Seeing this right after The Black Cat makes notable the presence of a certain type of horror movie character who we've now seen for two weeks in a row. It's the Mystery Writer On Holiday, played last week by David Manners and this week by Don Porter, The main function of the Mystery Writer On Holiday seems to be to stand in for the audience member, marveling at the strange goings on around him, and to observe that a) his friends will think this is just one of his crazy tales when he gets back home! and b) this crazy tale will be the makings of a crackerjack mystery story when he gets back to his typewriter! This doesn't seem to have festered into a horror movie cliche, necessarily, but I have seen it now and then when we're introduced to ensemble horror movie casts (the character of Bob Jenkins in Stephen King's novella "The Langoliers" was a mystery writer as well, played in the TV adaptation by Dean Stockwell.)

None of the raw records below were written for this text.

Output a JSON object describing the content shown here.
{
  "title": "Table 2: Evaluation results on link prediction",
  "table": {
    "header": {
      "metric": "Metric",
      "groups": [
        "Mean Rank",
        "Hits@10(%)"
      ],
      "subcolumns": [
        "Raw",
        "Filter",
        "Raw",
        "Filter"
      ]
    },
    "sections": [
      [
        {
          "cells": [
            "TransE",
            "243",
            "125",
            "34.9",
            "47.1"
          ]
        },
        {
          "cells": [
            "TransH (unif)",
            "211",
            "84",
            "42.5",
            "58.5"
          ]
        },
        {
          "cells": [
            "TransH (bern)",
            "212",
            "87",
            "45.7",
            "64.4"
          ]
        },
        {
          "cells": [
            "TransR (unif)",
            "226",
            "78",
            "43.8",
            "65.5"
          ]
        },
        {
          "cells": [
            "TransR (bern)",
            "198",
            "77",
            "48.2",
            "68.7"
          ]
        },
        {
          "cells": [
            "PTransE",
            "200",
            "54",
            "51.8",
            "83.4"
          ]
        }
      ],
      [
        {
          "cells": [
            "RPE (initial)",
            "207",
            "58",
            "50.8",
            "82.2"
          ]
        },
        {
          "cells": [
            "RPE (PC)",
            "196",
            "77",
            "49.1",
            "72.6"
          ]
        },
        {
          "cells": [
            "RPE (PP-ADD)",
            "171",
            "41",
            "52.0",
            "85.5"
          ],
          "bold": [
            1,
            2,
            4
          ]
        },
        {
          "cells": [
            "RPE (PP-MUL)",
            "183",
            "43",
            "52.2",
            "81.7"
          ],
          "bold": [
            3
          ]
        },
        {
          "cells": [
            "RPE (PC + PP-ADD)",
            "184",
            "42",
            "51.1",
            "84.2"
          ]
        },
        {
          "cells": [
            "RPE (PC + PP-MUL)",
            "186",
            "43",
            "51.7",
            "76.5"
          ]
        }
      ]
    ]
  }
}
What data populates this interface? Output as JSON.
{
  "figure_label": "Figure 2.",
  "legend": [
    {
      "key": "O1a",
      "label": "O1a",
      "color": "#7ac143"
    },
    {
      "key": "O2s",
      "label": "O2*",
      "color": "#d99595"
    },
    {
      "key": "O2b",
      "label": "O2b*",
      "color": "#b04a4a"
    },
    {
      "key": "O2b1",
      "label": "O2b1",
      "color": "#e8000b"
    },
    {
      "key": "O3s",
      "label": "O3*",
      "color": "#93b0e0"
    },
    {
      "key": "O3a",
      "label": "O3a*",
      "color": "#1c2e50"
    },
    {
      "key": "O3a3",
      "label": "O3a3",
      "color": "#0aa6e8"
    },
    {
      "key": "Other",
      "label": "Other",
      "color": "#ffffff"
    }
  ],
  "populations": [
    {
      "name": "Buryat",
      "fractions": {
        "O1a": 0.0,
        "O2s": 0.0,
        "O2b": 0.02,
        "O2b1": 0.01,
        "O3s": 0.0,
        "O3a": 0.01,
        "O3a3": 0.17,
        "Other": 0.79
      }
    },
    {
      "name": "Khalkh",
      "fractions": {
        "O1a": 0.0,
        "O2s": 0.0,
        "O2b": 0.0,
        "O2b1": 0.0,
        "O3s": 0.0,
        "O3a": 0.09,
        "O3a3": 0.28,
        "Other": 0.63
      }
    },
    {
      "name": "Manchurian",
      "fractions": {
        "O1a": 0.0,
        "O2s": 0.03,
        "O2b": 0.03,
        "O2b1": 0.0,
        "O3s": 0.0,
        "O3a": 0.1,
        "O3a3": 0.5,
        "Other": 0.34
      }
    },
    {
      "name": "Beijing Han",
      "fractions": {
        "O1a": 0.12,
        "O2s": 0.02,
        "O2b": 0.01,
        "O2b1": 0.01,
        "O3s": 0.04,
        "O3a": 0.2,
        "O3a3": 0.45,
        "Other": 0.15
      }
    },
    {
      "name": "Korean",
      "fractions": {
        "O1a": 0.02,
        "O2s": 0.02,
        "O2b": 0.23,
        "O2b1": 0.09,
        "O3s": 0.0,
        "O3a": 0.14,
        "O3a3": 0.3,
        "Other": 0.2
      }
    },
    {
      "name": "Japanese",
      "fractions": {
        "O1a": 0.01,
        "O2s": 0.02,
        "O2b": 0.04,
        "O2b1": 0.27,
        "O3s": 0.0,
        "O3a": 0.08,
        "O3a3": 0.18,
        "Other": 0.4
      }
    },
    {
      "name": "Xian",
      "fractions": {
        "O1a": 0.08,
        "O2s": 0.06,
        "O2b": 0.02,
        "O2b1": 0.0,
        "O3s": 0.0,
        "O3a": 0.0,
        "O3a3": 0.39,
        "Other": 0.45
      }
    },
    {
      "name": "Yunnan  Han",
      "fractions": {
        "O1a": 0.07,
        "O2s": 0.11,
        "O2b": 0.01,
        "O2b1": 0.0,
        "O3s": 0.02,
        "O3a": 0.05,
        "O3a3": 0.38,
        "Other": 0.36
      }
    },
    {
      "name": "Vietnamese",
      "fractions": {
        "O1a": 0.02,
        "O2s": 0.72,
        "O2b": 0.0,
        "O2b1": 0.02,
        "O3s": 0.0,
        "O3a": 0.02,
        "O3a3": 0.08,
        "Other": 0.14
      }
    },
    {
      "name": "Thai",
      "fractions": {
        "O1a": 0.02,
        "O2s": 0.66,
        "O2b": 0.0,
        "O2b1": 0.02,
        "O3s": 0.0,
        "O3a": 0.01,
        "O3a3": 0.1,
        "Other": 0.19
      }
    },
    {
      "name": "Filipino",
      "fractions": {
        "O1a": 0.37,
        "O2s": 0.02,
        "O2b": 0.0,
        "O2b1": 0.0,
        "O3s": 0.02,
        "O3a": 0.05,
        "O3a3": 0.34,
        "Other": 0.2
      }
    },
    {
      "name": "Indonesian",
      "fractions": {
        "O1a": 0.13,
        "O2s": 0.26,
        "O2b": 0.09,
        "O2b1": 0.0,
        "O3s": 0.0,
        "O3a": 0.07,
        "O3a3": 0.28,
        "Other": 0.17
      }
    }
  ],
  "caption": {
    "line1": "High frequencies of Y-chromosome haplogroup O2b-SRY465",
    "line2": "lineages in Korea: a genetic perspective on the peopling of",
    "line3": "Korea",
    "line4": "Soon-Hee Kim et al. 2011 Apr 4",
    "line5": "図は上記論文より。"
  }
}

Overall, Night Monster kind of dazzles me every time I see it. This is the kind of movie that could only have come out of the studio system: modest in ambition, craftsmanlike in execution, designed to breeze in and out of movie theaters at the bottom end of a double bill. And best of all it works, which is more than you can say for most horror films released today, regardless of budget.